Orderly Liquidation Authority (OLA): She said the FDIC is considering whether refinements should be made to improve OLA, “including ways to bring more certainty and more transparency to the process.” She noted that the Treasury Department has made several suggestions regarding OLA “that we are looking at closely.”
165(d) Resolution Plans: McWilliams said the FDIC plans to propose a rule “in the coming months” to amend resolution plan requirements for regional banks, which would recognize “the considerably lesser threat posed to U.S. financial stability” by those banks (and, she said, to address the “meaningful cost and burden” of the reporting on both banking firms “and, frankly, the agencies”).
Additionally, she indicated, proposed guidance on resolution plans published in June for domestic global significantly important banks (GSIBs) will be finalized “in the near term.”
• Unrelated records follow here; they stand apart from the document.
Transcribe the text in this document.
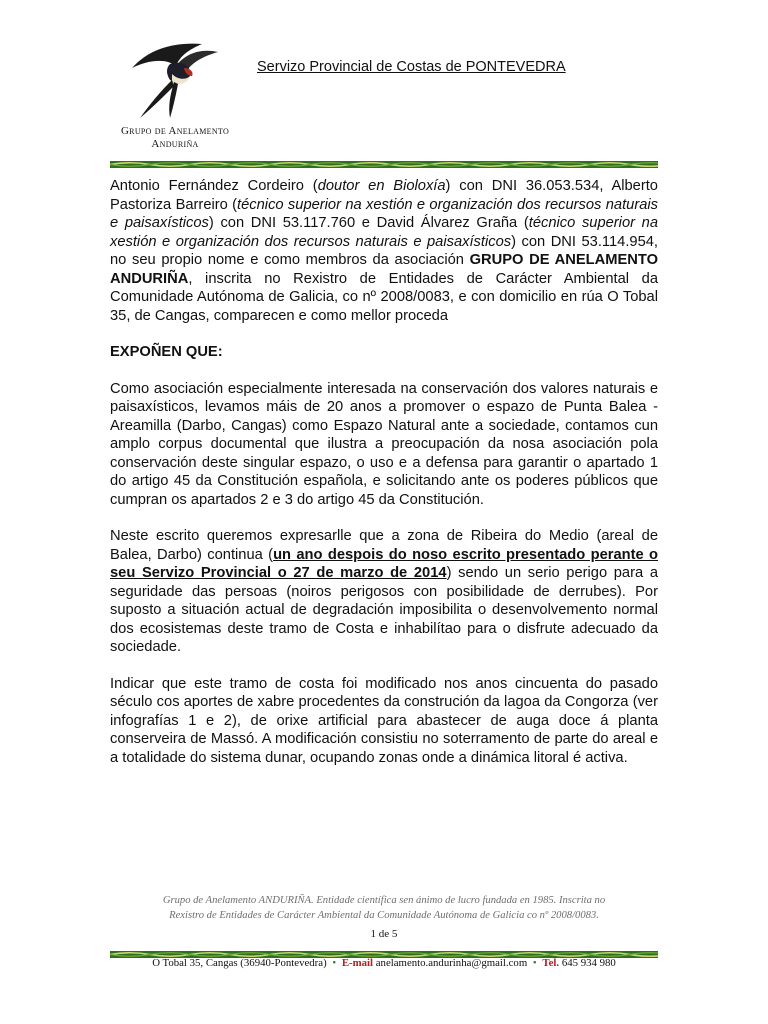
Grupo de Anelamento
Anduriña
Servizo Provincial de Costas de PONTEVEDRA

Antonio Fernández Cordeiro (doutor en Bioloxía) con DNI 36.053.534, Alberto Pastoriza Barreiro (técnico superior na xestión e organización dos recursos naturais e paisaxísticos) con DNI 53.117.760 e David Álvarez Graña (técnico superior na xestión e organización dos recursos naturais e paisaxísticos) con DNI 53.114.954, no seu propio nome e como membros da asociación GRUPO DE ANELAMENTO ANDURIÑA, inscrita no Rexistro de Entidades de Carácter Ambiental da Comunidade Autónoma de Galicia, co nº 2008/0083, e con domicilio en rúa O Tobal 35, de Cangas, comparecen e como mellor proceda

EXPOÑEN QUE:

Como asociación especialmente interesada na conservación dos valores naturais e paisaxísticos, levamos máis de 20 anos a promover o espazo de Punta Balea - Areamilla (Darbo, Cangas) como Espazo Natural ante a sociedade, contamos cun amplo corpus documental que ilustra a preocupación da nosa asociación pola conservación deste singular espazo, o uso e a defensa para garantir o apartado 1 do artigo 45 da Constitución española, e solicitando ante os poderes públicos que cumpran os apartados 2 e 3 do artigo 45 da Constitución.

Neste escrito queremos expresarlle que a zona de Ribeira do Medio (areal de Balea, Darbo) continua (un ano despois do noso escrito presentado perante o seu Servizo Provincial o 27 de marzo de 2014) sendo un serio perigo para a seguridade das persoas (noiros perigosos con posibilidade de derrubes). Por suposto a situación actual de degradación imposibilita o desenvolvemento normal dos ecosistemas deste tramo de Costa e inhabilítao para o disfrute adecuado da sociedade.

Indicar que este tramo de costa foi modificado nos anos cincuenta do pasado século cos aportes de xabre procedentes da construción da lagoa da Congorza (ver infografías 1 e 2), de orixe artificial para abastecer de auga doce á planta conserveira de Massó. A modificación consistiu no soterramento de parte do areal e a totalidade do sistema dunar, ocupando zonas onde a dinámica litoral é activa.

Grupo de Anelamento ANDURIÑA. Entidade científica sen ánimo de lucro fundada en 1985. Inscrita no
Rexistro de Entidades de Carácter Ambiental da Comunidade Autónoma de Galicia co nº 2008/0083.
1 de 5
O Tobal 35, Cangas (36940-Pontevedra) • E-mail anelamento.andurinha@gmail.com • Tel. 645 934 980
IDI rule: The FDIC plans to propose significant changes to its rule on resolution plans for insured depository institutions (IDIs), and that – during the rule proposal process — the nextround of submissions under the IDI rule will not begin until that rulemaking process has been completed. “In other words, no institution will need to file an IDI plan until we have finalized the revised requirements,” McWilliams said.
She said the FDIC plans to issue an Advanced Notice of Proposed Rulemaking (ANPR) in the coming months on changes, which she said will cover three other broad areas:
- $50 billion threshold, and which institutions should be subject to the revised rule.
- Scope: how to ensure that requirements are appropriately tailored to reflect differences in size, complexity, risk, and other relevant factors.
- Necessity of IDI plan for “single-point-of-entry (SPOE)” firms:“I recognize that some have argued that an IDI plan is unnecessary for firms that have adopted an SPOE strategy, because there should not be a resolution of the IDI under such circumstances. Though I am sympathetic to the argument, as I mentioned earlier, SPOE is untested, and the challenges to successful execution of an SPOE strategy are notable. Still, we will carefully consider all comments as we work on revising the rule.